Авторы Концепции делают ставку на обеспечение семейного благополучия. В нем они видят залог благополучия детей и преодоления демографического кризиса. Создание семейного благополучия позиционируется как основной модус развития социальной политики до 2025 г., и с этим положением сложно не согласиться. Основные вопросы, а порой и глубокое удивление вызывает нормативная модель семьи, воплощающая в себе это благополучие и способ его достижения.
В первых строках документа дается эссенциалистское определение семьи как общности, основанной на «родстве по крови», одновременно являющееся транслятором некоего устойчивого народного духа, который семья сохраняет независимо от культурных и социальных изменений. «Сущность и смысл семьи не просто в воспроизводстве населения, а в продлении рода ... Через нее род развивает заложенное в его природе душевно-духовные качества . Русское православие усиливает духовное содержание рода и семьи.

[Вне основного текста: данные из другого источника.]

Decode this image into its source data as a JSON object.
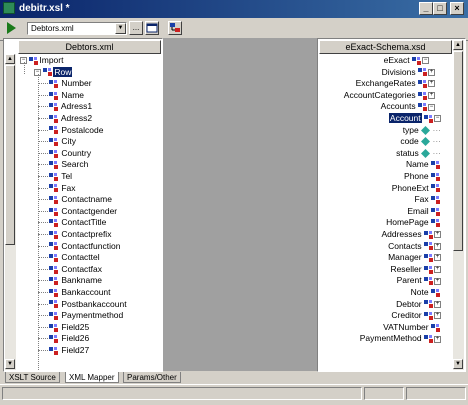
{
  "window": {
    "title": "debitr.xsl *",
    "minimize": "_",
    "maximize": "□",
    "close": "×"
  },
  "toolbar": {
    "file_select_value": "Debtors.xml",
    "browse_label": "...",
    "colors": {
      "run": "#1a7a1a"
    }
  },
  "left_panel": {
    "header": "Debtors.xml",
    "root_label": "Import",
    "row_label": "Row",
    "fields": [
      "Number",
      "Name",
      "Adress1",
      "Adress2",
      "Postalcode",
      "City",
      "Country",
      "Search",
      "Tel",
      "Fax",
      "Contactname",
      "Contactgender",
      "ContactTitle",
      "Contactprefix",
      "Contactfunction",
      "Contacttel",
      "Contactfax",
      "Bankname",
      "Bankaccount",
      "Postbankaccount",
      "Paymentmethod",
      "Field25",
      "Field26",
      "Field27"
    ]
  },
  "right_panel": {
    "header": "eExact-Schema.xsd",
    "items": [
      {
        "label": "eExact",
        "expander": "-"
      },
      {
        "label": "Divisions",
        "expander": "+"
      },
      {
        "label": "ExchangeRates",
        "expander": "+"
      },
      {
        "label": "AccountCategories",
        "expander": "+"
      },
      {
        "label": "Accounts",
        "expander": "-"
      },
      {
        "label": "Account",
        "expander": "-",
        "selected": true
      },
      {
        "label": "type",
        "kind": "attr"
      },
      {
        "label": "code",
        "kind": "attr"
      },
      {
        "label": "status",
        "kind": "attr"
      },
      {
        "label": "Name",
        "expander": ""
      },
      {
        "label": "Phone",
        "expander": ""
      },
      {
        "label": "PhoneExt",
        "expander": ""
      },
      {
        "label": "Fax",
        "expander": ""
      },
      {
        "label": "Email",
        "expander": ""
      },
      {
        "label": "HomePage",
        "expander": ""
      },
      {
        "label": "Addresses",
        "expander": "+"
      },
      {
        "label": "Contacts",
        "expander": "+"
      },
      {
        "label": "Manager",
        "expander": "+"
      },
      {
        "label": "Reseller",
        "expander": "+"
      },
      {
        "label": "Parent",
        "expander": "+"
      },
      {
        "label": "Note",
        "expander": ""
      },
      {
        "label": "Debtor",
        "expander": "+"
      },
      {
        "label": "Creditor",
        "expander": "+"
      },
      {
        "label": "VATNumber",
        "expander": ""
      },
      {
        "label": "PaymentMethod",
        "expander": "+"
      }
    ]
  },
  "tabs": [
    "XSLT Source",
    "XML Mapper",
    "Params/Other"
  ],
  "active_tab": 1
}
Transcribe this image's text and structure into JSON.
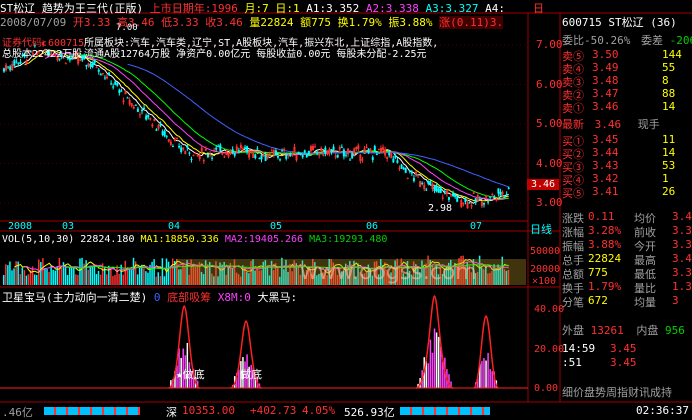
{
  "header": {
    "stock": "ST松辽",
    "indicator": "趋势为王三代(正版)",
    "listing": "上市日期年:1996",
    "month": "月:7",
    "day": "日:1",
    "a1": "A1:3.352",
    "a2": "A2:3.338",
    "a3": "A3:3.327",
    "a4": "A4:",
    "period_btn": "日"
  },
  "ohlc": {
    "date": "2008/07/09",
    "open": "开3.33",
    "high": "高3.46",
    "low": "低3.33",
    "close": "收3.46",
    "volume": "量22824",
    "amount": "额775",
    "turnover": "换1.79%",
    "amplitude": "振3.88%",
    "change": "涨(0.11)3."
  },
  "info": {
    "code": "证券代码:600715",
    "sectors": "所属板块:汽车,汽车类,辽宁,ST,A股板块,汽车,振兴东北,上证综指,A股指数,",
    "total_shares": "总股本22422万股",
    "float_shares": "流通A股12764万股",
    "net_assets": "净资产0.00亿元",
    "eps": "每股收益0.00元",
    "undistributed": "每股未分配-2.25元"
  },
  "price_axis": [
    "7.00",
    "6.00",
    "5.00",
    "4.00",
    "3.00"
  ],
  "price_marker": "3.46",
  "low_label": "2.98",
  "peak_mark": "7.00",
  "time_axis": [
    "2008",
    "03",
    "04",
    "05",
    "06",
    "07"
  ],
  "period_label": "日线",
  "vol": {
    "label": "VOL(5,10,30)",
    "value": "22824.180",
    "ma1": "MA1:18850.336",
    "ma2": "MA2:19405.266",
    "ma3": "MA3:19293.480",
    "axis": [
      "50000",
      "20000",
      "×100"
    ]
  },
  "sat": {
    "title": "卫星宝马(主力动向一清二楚)",
    "v0": "0",
    "bottom": "底部吸筹",
    "xbm": "X8M:0",
    "big_horse": "大黑马:",
    "axis": [
      "40.00",
      "20.00",
      "0.00"
    ],
    "label1": "★做底",
    "label2": "做底"
  },
  "watermark": "www.oogss.com",
  "status": {
    "left": ".46亿",
    "sz": "深",
    "sz_val": "10353.00",
    "sz_chg": "+402.73",
    "sz_pct": "4.05%",
    "sz_amt": "526.93亿",
    "time": "02:36:37"
  },
  "panel": {
    "code": "600715",
    "name": "ST松辽",
    "extra": "(36)",
    "ratio": "委比-50.26%",
    "diff": "委差",
    "diff_v": "-206",
    "sell": [
      {
        "label": "卖⑤",
        "price": "3.50",
        "vol": "144"
      },
      {
        "label": "卖④",
        "price": "3.49",
        "vol": "55"
      },
      {
        "label": "卖③",
        "price": "3.48",
        "vol": "8"
      },
      {
        "label": "卖②",
        "price": "3.47",
        "vol": "88"
      },
      {
        "label": "卖①",
        "price": "3.46",
        "vol": "14"
      }
    ],
    "latest_label": "最新",
    "latest": "3.46",
    "spot": "现手",
    "buy": [
      {
        "label": "买①",
        "price": "3.45",
        "vol": "11"
      },
      {
        "label": "买②",
        "price": "3.44",
        "vol": "14"
      },
      {
        "label": "买③",
        "price": "3.43",
        "vol": "53"
      },
      {
        "label": "买④",
        "price": "3.42",
        "vol": "1"
      },
      {
        "label": "买⑤",
        "price": "3.41",
        "vol": "26"
      }
    ],
    "stats": [
      {
        "l": "涨跌",
        "v": "0.11",
        "l2": "均价",
        "v2": "3.4"
      },
      {
        "l": "涨幅",
        "v": "3.28%",
        "l2": "前收",
        "v2": "3.3"
      },
      {
        "l": "振幅",
        "v": "3.88%",
        "l2": "今开",
        "v2": "3.3"
      },
      {
        "l": "总手",
        "v": "22824",
        "l2": "最高",
        "v2": "3.4"
      },
      {
        "l": "总额",
        "v": "775",
        "l2": "最低",
        "v2": "3.3"
      },
      {
        "l": "换手",
        "v": "1.79%",
        "l2": "量比",
        "v2": "1.3"
      },
      {
        "l": "分笔",
        "v": "672",
        "l2": "均量",
        "v2": "3"
      }
    ],
    "outer_l": "外盘",
    "outer_v": "13261",
    "inner_l": "内盘",
    "inner_v": "956",
    "ticks": [
      {
        "t": "14:59",
        "p": "3.45",
        "v": ""
      },
      {
        "t": ":51",
        "p": "3.45",
        "v": ""
      }
    ],
    "footer": "细价盘势周指财讯成持"
  },
  "colors": {
    "up": "#ff3030",
    "down": "#00ffff",
    "frame": "#a00000"
  }
}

Семья выступает не только социальным сообществом супругов, родителей и детей, но и духовной ячейкой, 'малой церковью'» (Концепция: раздел 1, п. 1). Моральной основой такой семьи объявляются традиционные семейные ценности России, к которым Концепция относит: «ценности брака, понимаемого исключительно как союз мужчины и женщины, основанный на регистрации в органах ЗАГС или совершаемый в соответствии с религиозными традициями, составляющими неотъемлемую часть исторического наследия России, заключаемого с целью продолжения своего рода, рождения и совместного воспитания трех и более детей, основанный на авторитете родительской власти ...» (Концепция: раздел 1, п. 4).
С учетом этих ценностей формулируется нормативная модель «благополучной семьи»: многодетная, полная, многопоколенная семья, созданная на основе зарегистрированного (государством или церковью) брака мужчины и женщины, скрепляемая авторитетом родительской власти (Концепция: раздел 3, п. 3).

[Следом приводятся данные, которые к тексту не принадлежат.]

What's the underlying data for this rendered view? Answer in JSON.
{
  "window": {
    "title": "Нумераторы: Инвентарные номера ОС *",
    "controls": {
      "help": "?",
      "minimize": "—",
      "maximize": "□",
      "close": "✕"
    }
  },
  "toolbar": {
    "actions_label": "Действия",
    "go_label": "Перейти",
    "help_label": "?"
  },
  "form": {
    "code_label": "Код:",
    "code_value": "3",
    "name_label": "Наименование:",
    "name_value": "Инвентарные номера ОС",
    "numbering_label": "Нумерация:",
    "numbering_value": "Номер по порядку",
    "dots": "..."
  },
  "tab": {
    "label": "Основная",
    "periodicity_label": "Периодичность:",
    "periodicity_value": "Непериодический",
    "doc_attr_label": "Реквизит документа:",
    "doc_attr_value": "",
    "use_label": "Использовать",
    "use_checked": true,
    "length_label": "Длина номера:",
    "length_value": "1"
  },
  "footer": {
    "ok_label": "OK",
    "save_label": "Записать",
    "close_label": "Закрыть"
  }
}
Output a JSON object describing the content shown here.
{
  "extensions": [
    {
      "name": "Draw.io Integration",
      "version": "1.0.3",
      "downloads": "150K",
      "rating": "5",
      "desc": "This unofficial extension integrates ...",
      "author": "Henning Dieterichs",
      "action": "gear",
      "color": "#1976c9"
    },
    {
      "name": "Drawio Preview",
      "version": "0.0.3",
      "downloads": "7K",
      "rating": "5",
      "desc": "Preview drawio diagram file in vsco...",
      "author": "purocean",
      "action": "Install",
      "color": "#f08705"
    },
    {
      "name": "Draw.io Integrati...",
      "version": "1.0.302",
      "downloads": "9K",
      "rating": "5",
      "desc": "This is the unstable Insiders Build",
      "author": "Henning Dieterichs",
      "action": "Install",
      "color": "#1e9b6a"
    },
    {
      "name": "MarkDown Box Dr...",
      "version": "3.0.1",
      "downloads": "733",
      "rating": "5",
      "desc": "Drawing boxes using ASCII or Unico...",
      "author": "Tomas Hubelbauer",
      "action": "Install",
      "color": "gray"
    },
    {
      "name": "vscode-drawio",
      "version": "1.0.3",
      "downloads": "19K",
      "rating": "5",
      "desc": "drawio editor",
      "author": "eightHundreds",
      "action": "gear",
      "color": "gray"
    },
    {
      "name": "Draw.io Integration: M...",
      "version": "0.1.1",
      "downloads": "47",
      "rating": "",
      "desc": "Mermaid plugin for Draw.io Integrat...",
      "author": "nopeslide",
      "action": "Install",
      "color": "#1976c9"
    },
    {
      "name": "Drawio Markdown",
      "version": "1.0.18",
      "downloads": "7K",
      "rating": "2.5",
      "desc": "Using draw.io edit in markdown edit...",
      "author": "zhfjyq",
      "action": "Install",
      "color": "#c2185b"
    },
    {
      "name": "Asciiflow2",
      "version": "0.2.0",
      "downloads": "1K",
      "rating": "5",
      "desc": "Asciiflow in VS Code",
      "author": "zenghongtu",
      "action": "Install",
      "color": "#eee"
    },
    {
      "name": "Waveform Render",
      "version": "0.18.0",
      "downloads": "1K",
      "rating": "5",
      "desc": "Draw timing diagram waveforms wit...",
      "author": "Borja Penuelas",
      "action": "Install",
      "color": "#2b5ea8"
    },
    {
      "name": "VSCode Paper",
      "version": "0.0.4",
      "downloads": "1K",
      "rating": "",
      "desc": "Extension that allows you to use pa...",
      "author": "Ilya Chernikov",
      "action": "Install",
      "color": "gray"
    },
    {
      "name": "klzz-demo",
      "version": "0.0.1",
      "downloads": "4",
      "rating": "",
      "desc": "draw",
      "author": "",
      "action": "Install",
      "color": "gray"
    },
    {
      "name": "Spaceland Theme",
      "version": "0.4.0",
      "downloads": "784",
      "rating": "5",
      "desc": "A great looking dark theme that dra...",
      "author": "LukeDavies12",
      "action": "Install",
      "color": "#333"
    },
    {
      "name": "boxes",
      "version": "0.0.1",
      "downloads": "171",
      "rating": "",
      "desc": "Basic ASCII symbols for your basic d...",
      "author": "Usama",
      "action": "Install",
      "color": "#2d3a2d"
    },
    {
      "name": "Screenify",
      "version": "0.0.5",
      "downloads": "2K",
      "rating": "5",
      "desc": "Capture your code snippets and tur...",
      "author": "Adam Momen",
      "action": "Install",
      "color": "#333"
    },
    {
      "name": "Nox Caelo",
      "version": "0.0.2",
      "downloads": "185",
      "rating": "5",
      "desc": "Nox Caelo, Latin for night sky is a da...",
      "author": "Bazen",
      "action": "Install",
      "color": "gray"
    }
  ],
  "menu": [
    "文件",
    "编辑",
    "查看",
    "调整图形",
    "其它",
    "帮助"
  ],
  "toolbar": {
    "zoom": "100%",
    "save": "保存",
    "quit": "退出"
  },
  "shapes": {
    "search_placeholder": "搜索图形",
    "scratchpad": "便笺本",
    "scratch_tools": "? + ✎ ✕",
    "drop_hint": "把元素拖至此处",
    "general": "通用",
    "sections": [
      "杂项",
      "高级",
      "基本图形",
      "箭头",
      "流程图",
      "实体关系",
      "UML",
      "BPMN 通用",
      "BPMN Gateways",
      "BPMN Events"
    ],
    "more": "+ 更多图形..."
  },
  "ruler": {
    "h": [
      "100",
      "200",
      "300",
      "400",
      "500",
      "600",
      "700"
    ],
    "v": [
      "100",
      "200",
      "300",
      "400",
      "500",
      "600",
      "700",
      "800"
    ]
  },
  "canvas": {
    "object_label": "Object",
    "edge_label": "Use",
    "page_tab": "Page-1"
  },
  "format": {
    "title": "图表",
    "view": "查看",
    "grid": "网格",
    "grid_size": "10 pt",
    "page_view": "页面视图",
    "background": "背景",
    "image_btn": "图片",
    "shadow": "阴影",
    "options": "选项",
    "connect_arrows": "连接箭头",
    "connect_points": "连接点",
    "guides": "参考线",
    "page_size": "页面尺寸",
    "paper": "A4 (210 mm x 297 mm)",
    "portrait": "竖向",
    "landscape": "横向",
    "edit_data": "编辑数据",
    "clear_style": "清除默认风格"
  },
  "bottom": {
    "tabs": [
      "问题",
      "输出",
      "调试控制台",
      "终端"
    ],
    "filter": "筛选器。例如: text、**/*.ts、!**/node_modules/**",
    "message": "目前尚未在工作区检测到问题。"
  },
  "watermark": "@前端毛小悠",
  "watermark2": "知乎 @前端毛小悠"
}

Однако современное состояние семейных отношений сильно отличается от предложенного идеала: растет число неполных семей (30% российских семей),
детей, рожденных вне брака, увеличивается доля однодетных семей (около 70%), растет число разводов и различных форм гражданского брака, увеличивается возраст первых рождений, и, к ужасу авторов, российские граждане относятся к большинству этих явлений вполне терпимо.
Несмотря на то, что разработчики Концепции настаивают на том, что рассматривают семейные отношения в «контексте того социума, из которого они вырастают», предложенные ими концептуальные основания новой семейной политики изобилуют историческими, социальными и юридическими противоречиями, крайне расплывчаты, а порой и абсурдны.
Много вопросов вызывает ключевой термин «традиционных семейных ценностей» / «традиционная российская семья». Во-первых, о традициях какой России идет речь? Николай Бердяев выделял в тысячелетней истории России «пять разных Россий: Россию киевскую, Россию татарского периода, Россию московскую, Россию петровскую, императорскую и новую советскую Россию» (Бердяев 1990: 7). Очевидно, авторы имеют в виду не СССР, но разброс все равно остается большим. Во-вторых, даже в современной Российской Федерации термин «традиционные семейные ценности» в разных ее субъектах будет пониматься по-разному, они, просто в силу исторических причин, не могут быть общими для Чечни и Дальнего Востока, для Татарстана и Краснодарского края. Где-то это была моногамная семья, где-то полигамная, где-то девочек выдавали замуж в 12 лет, а где-то только после 18, и т.д. Если говорить конкретно о «многопоколенной семье», то она распалась задолго до революции 1917 года: индустриальная революция и вызванная ею урбанизация разрушили большие семьи в России уже к концу XIX в. Неполные семьи тоже были частым явлением, прежде всего из-за высокой смертности (смерть одного из супругов); авторитет родительской власти сводился к патриархату, основанному на гендерном неравенстве и отсутствии прав у женщин и детей.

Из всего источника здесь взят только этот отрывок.